It is faster. It uses less memory and computational power.
It is less complex; user doesn't have to be closely familiar with the data in database and algorithms.
It is easier to read. For procedural loops we can use many lines, while SQL can do the same in one simple statement.
The reasons, why SQL is faster than Procedural SQL are:
SQL gives the optimizer more information on which to base optimization.
SQL needs less logging for rollbacks and transactions.
Less locks are taken, when we use SQL.
Set based logic is focus of RDBMS, so they are heavily optimized for it.
User Defined Functions (UDF) in MonetDB
MonetDB has a lot of built-in functions. We can solve most of the problems using string, mathematical, date time functions. For other problems we can create our functions using procedural SQL.
CREATE OR REPLACE FUNCTION funcReturnTwo() RETURNS INTEGER BEGIN RETURN 2; END;
On the left side, we can see an example of the simple UDF function in MonetDB. This function will always return number 2. We can use this function in SELECT statement: SELECT funcReturnTwo();
Our function has name, returned data type and returned value.
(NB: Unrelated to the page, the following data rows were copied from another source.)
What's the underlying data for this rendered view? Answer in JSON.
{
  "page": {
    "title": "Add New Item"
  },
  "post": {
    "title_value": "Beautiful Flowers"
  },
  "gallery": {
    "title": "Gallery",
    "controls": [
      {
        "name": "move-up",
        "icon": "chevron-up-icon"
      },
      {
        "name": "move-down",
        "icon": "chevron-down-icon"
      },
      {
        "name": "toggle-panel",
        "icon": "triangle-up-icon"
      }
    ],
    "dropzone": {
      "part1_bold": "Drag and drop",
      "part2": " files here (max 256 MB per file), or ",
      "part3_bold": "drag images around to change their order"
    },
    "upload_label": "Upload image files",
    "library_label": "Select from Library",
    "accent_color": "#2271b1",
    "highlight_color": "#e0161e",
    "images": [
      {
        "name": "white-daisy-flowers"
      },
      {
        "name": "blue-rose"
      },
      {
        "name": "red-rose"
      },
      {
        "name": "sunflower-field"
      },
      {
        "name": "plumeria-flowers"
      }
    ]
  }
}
Parentheses are for the arguments of a function.
We can delete function with the statement: DROP FUNCTION funcReturnTwo();
We can use SELECT statement to acquire a value that will function return:
CREATE OR REPLACE FUNCTION funcReturnTwo() RETURNS INTEGER BEGIN RETURN SELECT 2; END;
SELECT funcReturnTwo();
But, SELECT statement must return scalar in order to be used in the function. This SELECT statement will return a column:
SELECT * FROM (VALUES (2), (2)) AS t( Col );
CREATE OR REPLACE FUNCTION funcReturnTwo() RETURNS INTEGER BEGIN RETURN SELECT * FROM (VALUES (2), (2)) AS t( Col ); END;
MonetDB will accept this SELECT statement in the UDF function, but that function will not be usable: SELECT funcReturnTwo();
Sample Table and Usage of Arguments
CREATE TABLE NumText ( Number INTEGER, Text VARCHAR(50) ); INSERT INTO NumText VALUES ( 120, 'Mississippi' ); SELECT * FROM NumText;
This time, our function will accept an argument of INTEGER data type. CREATE OR REPLACE FUNCTION funcAddTwo( argNumber INTEGER ) RETURNS INTEGER BEGIN RETURN argNumber + 2; END;
SELECT funcAddTwo( Number ) FROM NumText; '120 + 2 = 122
Data Manipulation Language (DML) and Data Definition Language (DDL) Statements in UDF
DML statements, like SELECT, INSERT, UPDATE, are working normally inside of the UDF functions.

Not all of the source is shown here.